AMD product rollouts, pricing moves send mixed messages
Mid-June, I chastised AMD for pricing itself out of a substantial chunk of the dual-core consumer PC market with the expensive Athlon 64 X2 versus Intel's Pentium D, a situation made all the more ironic by AMD's subsequent (end of June) antitrust lawsuit against its much bigger competitor. I'm happy to report that the pricing on AMD's latest Athlon 64 X2 variant, the 3800+ (2 GHz core clock speed, with 512 Kbytes of L2 cache per core), announced at the beginning of this month, is much more reasonable; $354 for 1,000 units. For all intents and purposes, it's an Athlon 64 X2 4200+ with loosened test specs to maximize manufacturing yield. It's still over $100 more than Intel's several-month-old published pricing for the 2.8 GHz Pentium D, but at least it's not more than twice the price of the Intel alternative (as the Athlon 64 X2 4200+ was). And as the AnandTech and ExtremeTech benchmarking suggests, it's a capable performer (one that, not surprisingly, is also reasonably overclock-friendly). There's more discussion at Slashdot.
Meanwhile, a few weeks ago while I was at Siggraph, AMD briefed me on its newly announced variants of the Opteron 100 Series CPUs supporting non-registered (aka un-buffered) DRAM. A quick review; AMD intends for Athlon processors to find use in conventional desktop and notebook PCs, with Opteron chips going in workstations and servers (akin to Intel's positioning of Pentium versus Xeon). Opteron 100 Series CPUs support single-processor system configurations, Opteron 200 chips enable two-CPU designs, and Opteron 800 processors go into four-way systems. Un-buffered memory modules dispense with the incremental chip cost of registers, the freed-up DIMM area can potentially be used to squeeze more DRAMs onto the module, and by eliminating the signal propagation delay of the registers they tend to have faster random access latencies. Conversely, because the lack of intermediary buffers means that multiple DRAMs present multiple input loads to the microprocessor's integrated memory controller outputs, there's a finite limit to how many DRAM chips you can put on an un-buffered module.

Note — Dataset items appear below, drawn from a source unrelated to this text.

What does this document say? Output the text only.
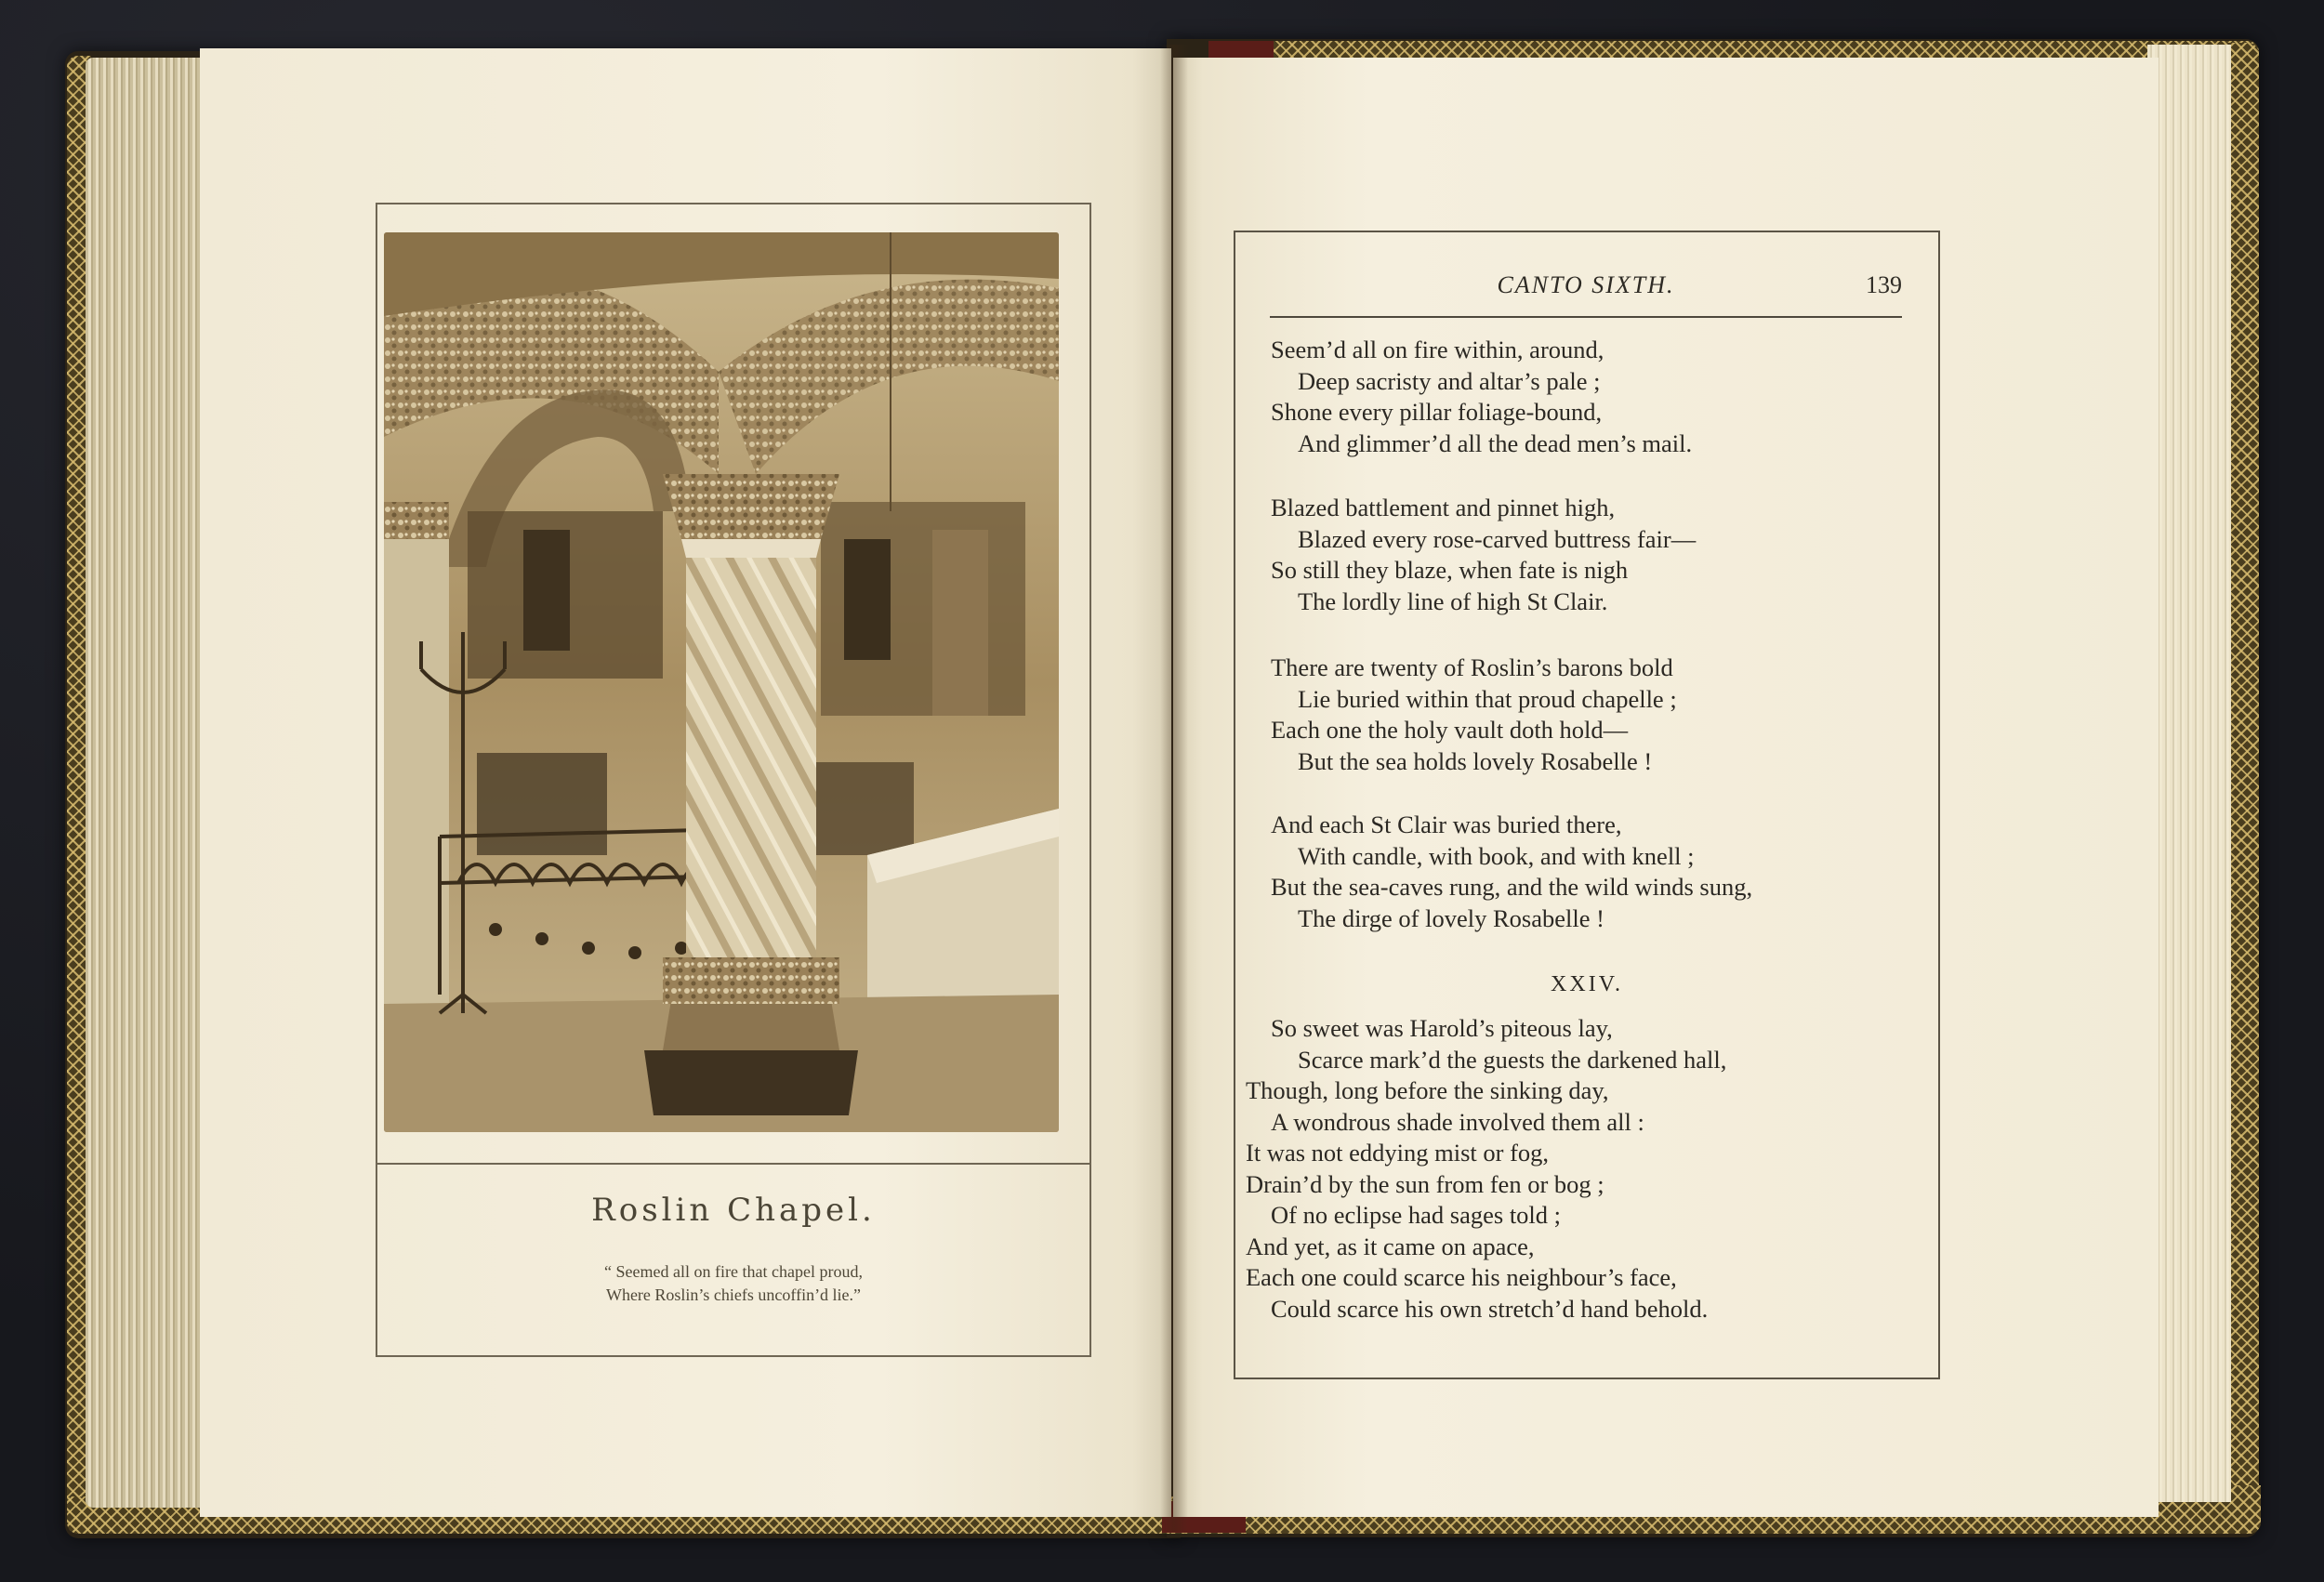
Roslin Chapel.
“ Seemed all on fire that chapel proud,
Where Roslin’s chiefs uncoffin’d lie.”
CANTO SIXTH.	139
Seem’d all on fire within, around,
Deep sacristy and altar’s pale ;
Shone every pillar foliage-bound,
And glimmer’d all the dead men’s mail.
Blazed battlement and pinnet high,
Blazed every rose-carved buttress fair—
So still they blaze, when fate is nigh
The lordly line of high St Clair.
There are twenty of Roslin’s barons bold
Lie buried within that proud chapelle ;
Each one the holy vault doth hold—
But the sea holds lovely Rosabelle !
And each St Clair was buried there,
With candle, with book, and with knell ;
But the sea-caves rung, and the wild winds sung,
The dirge of lovely Rosabelle !
XXIV.
So sweet was Harold’s piteous lay,
Scarce mark’d the guests the darkened hall,
Though, long before the sinking day,
A wondrous shade involved them all :
It was not eddying mist or fog,
Drain’d by the sun from fen or bog ;
Of no eclipse had sages told ;
And yet, as it came on apace,
Each one could scarce his neighbour’s face,
Could scarce his own stretch’d hand behold.
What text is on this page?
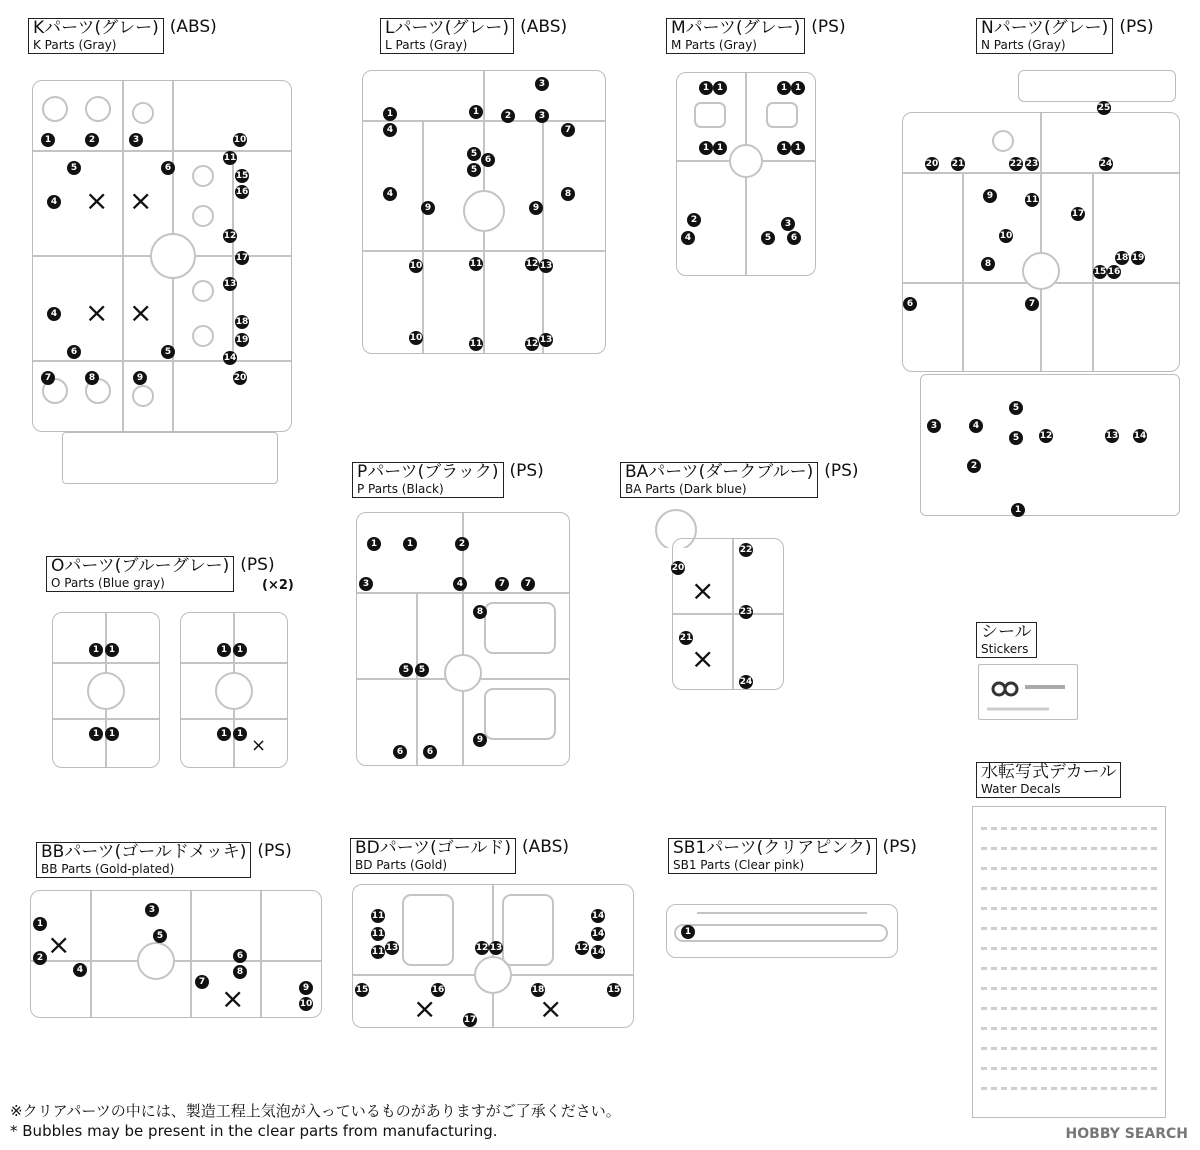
Kパーツ(グレー)
K Parts (Gray)
(ABS)	Lパーツ(グレー)
L Parts (Gray)
(ABS)	Mパーツ(グレー)
M Parts (Gray)
(PS)	Nパーツ(グレー)
N Parts (Gray)
(PS)
Oパーツ(ブルーグレー)
O Parts (Blue gray)
(PS)
(×2)
Pパーツ(ブラック)
P Parts (Black)
(PS)	BAパーツ(ダークブルー)
BA Parts (Dark blue)
(PS)
シール
Stickers
水転写式デカール
Water Decals
BBパーツ(ゴールドメッキ)
BB Parts (Gold-plated)
(PS)	BDパーツ(ゴールド)
BD Parts (Gold)
(ABS)	SB1パーツ(クリアピンク)
SB1 Parts (Clear pink)
(PS)
1	2	3	10
5	6
11
15
16
4
12
17
13
4
18
19
6	5
14
7	8	9	20
× ×
× ×
3
1	1	2	3
4	7
5
6
5
4	8
9	9
10	11	12 13
10
11	12 13
1 1	1 1
1 1	1 1
2	3
4	5	6
20 21	22 23	24
9	11
17
10
8
18 19
15 16
6	7
25
3	4
5
5	12	13 14
2
1
1	1
1	1
1	1
1	1
×
1	1	2
3	4	7	7
8
5	5
9
6	6
20
22
23
21
24
×
×
1
3
5
2
4
6
8
7
9
10
×
×
11	14
11	14
11 13	12 13	12 14
15	16	18	15
17
×	×
1
※クリアパーツの中には、製造工程上気泡が入っているものがありますがご了承ください。
* Bubbles may be present in the clear parts from manufacturing.	HOBBY SEARCH
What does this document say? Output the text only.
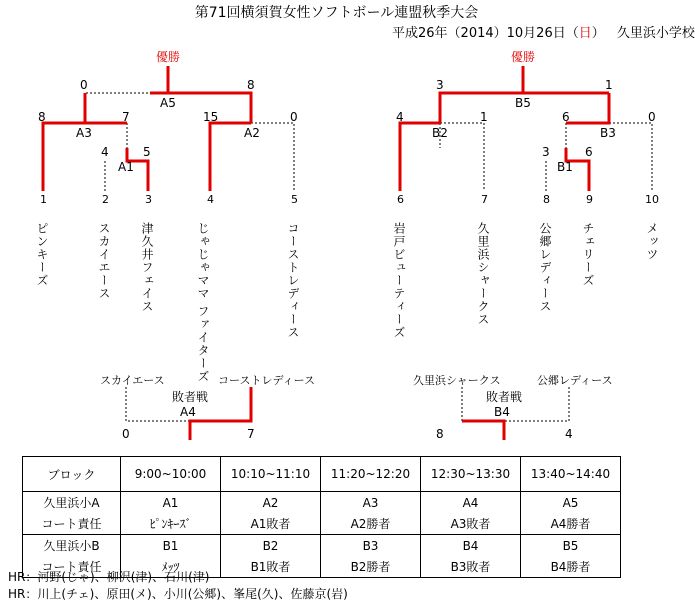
第71回横須賀女性ソフトボール連盟秋季大会
平成26年（2014）10月26日（日） 久里浜小学校
優勝
A5
A3
A1
A2
0	8
8	7
4	5
15	0
1	2	3	4	5
ピンキーズ	スカイエース 津久井フェイス	じゃじゃママ ファイターズ	コーストレディース
優勝
B5
B2	B3
B1
3	1
4	1	6	0
3	6
6	7	8	9	10
岩戸ビューティーズ	久里浜シャークス	公郷レディース チェリーズ	メッツ
スカイエース	コーストレディース
敗者戦
A4
0	7
久里浜シャークス	公郷レディース
敗者戦
B4
8	4
ブロック	9:00~10:00	10:10~11:10	11:20~12:20	12:30~13:30	13:40~14:40
久里浜小A	A1	A2	A3	A4	A5
コート責任	ﾋﾟﾝｷｰｽﾞ	A1敗者	A2勝者	A3敗者	A4勝者
久里浜小B	B1	B2	B3	B4	B5
コート責任	ﾒｯﾂ	B1敗者	B2勝者	B3敗者	B4勝者
HR：河野(じゃ)、柳沢(津)、石川(津)
HR：川上(チェ)、原田(メ)、小川(公郷)、峯尾(久)、佐藤京(岩)
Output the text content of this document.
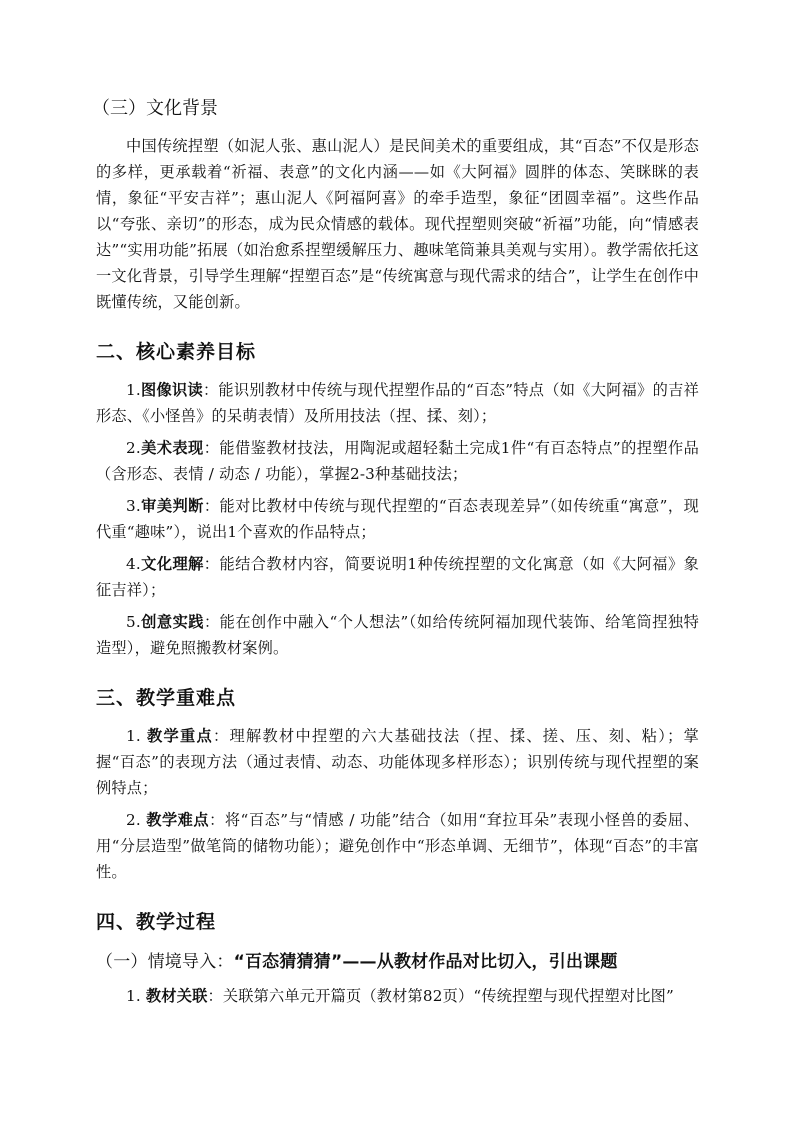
（三）文化背景

中国传统捏塑（如泥人张、惠山泥人）是民间美术的重要组成，其“百态”不仅是形态的多样，更承载着“祈福、表意”的文化内涵——如《大阿福》圆胖的体态、笑眯眯的表情，象征“平安吉祥”；惠山泥人《阿福阿喜》的牵手造型，象征“团圆幸福”。这些作品以“夸张、亲切”的形态，成为民众情感的载体。现代捏塑则突破“祈福”功能，向“情感表达”“实用功能”拓展（如治愈系捏塑缓解压力、趣味笔筒兼具美观与实用）。教学需依托这一文化背景，引导学生理解“捏塑百态”是“传统寓意与现代需求的结合”，让学生在创作中既懂传统，又能创新。

二、核心素养目标

1.图像识读：能识别教材中传统与现代捏塑作品的“百态”特点（如《大阿福》的吉祥形态、《小怪兽》的呆萌表情）及所用技法（捏、揉、刻）；

2.美术表现：能借鉴教材技法，用陶泥或超轻黏土完成1件“有百态特点”的捏塑作品（含形态、表情 / 动态 / 功能），掌握2-3种基础技法；

3.审美判断：能对比教材中传统与现代捏塑的“百态表现差异”（如传统重“寓意”，现代重“趣味”），说出1个喜欢的作品特点；

4.文化理解：能结合教材内容，简要说明1种传统捏塑的文化寓意（如《大阿福》象征吉祥）；

5.创意实践：能在创作中融入“个人想法”（如给传统阿福加现代装饰、给笔筒捏独特造型），避免照搬教材案例。

三、教学重难点

1. 教学重点：理解教材中捏塑的六大基础技法（捏、揉、搓、压、刻、粘）；掌握“百态”的表现方法（通过表情、动态、功能体现多样形态）；识别传统与现代捏塑的案例特点；

2. 教学难点：将“百态”与“情感 / 功能”结合（如用“耷拉耳朵”表现小怪兽的委屈、用“分层造型”做笔筒的储物功能）；避免创作中“形态单调、无细节”，体现“百态”的丰富性。

四、教学过程
（一）情境导入：“百态猜猜猜”——从教材作品对比切入，引出课题

1. 教材关联：关联第六单元开篇页（教材第82页）“传统捏塑与现代捏塑对比图”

Focus in particular on one phrase in the previous paragraph; "Un-buffered memory modules dispense with the incremental chip cost of registers". Although the correlation between cost and price is at best tenuous, that statement implies that all other factors being equal, an un-buffered DIMM of given capacity should be cheaper than a buffered alternative. You might extrapolate this fact to its logical conclusion, that systems based on un-buffered DIMMs are cheaper than ones based on buffered DIMMs. And you might be right. Or not. For as a writeup in The Register points out, AMD substantially raised the prices on all of its Opteron 100 series chips in conjunction with the un-buffered version introduction. A reasonable person might conclude that AMD's conveniantly decided to shift the percentage of system cost previously devoted to DIMM registers over to itself, improving its CPUs' profit margin in the process. Or at least that's what I've concluded.
AMD's Opteron 100 chips are single-core for the moment; dual-core CPUs (already represented, as the first paragraph points out, in the Athlon line) are promised by month-end. Regardless, AMD's got a real positioning problem on its hands; from a feature set standpoint, Athlon 64 and un-buffered Opteron 100 chips are near-identical. I don't care how much nebulous hand-waving the company does about the 'incremental testing' an Opteron chip gets over its Athlon counterpart; if I was locked in an entry-level workstation or server pricing battle with a big Intel customer like Dell, I'd be sorely tempted to develop my AMD-based design around an economical Athlon 64 or Athlon 64 X2 CPU, versus a much more expensive Opteron 100 device. How about you?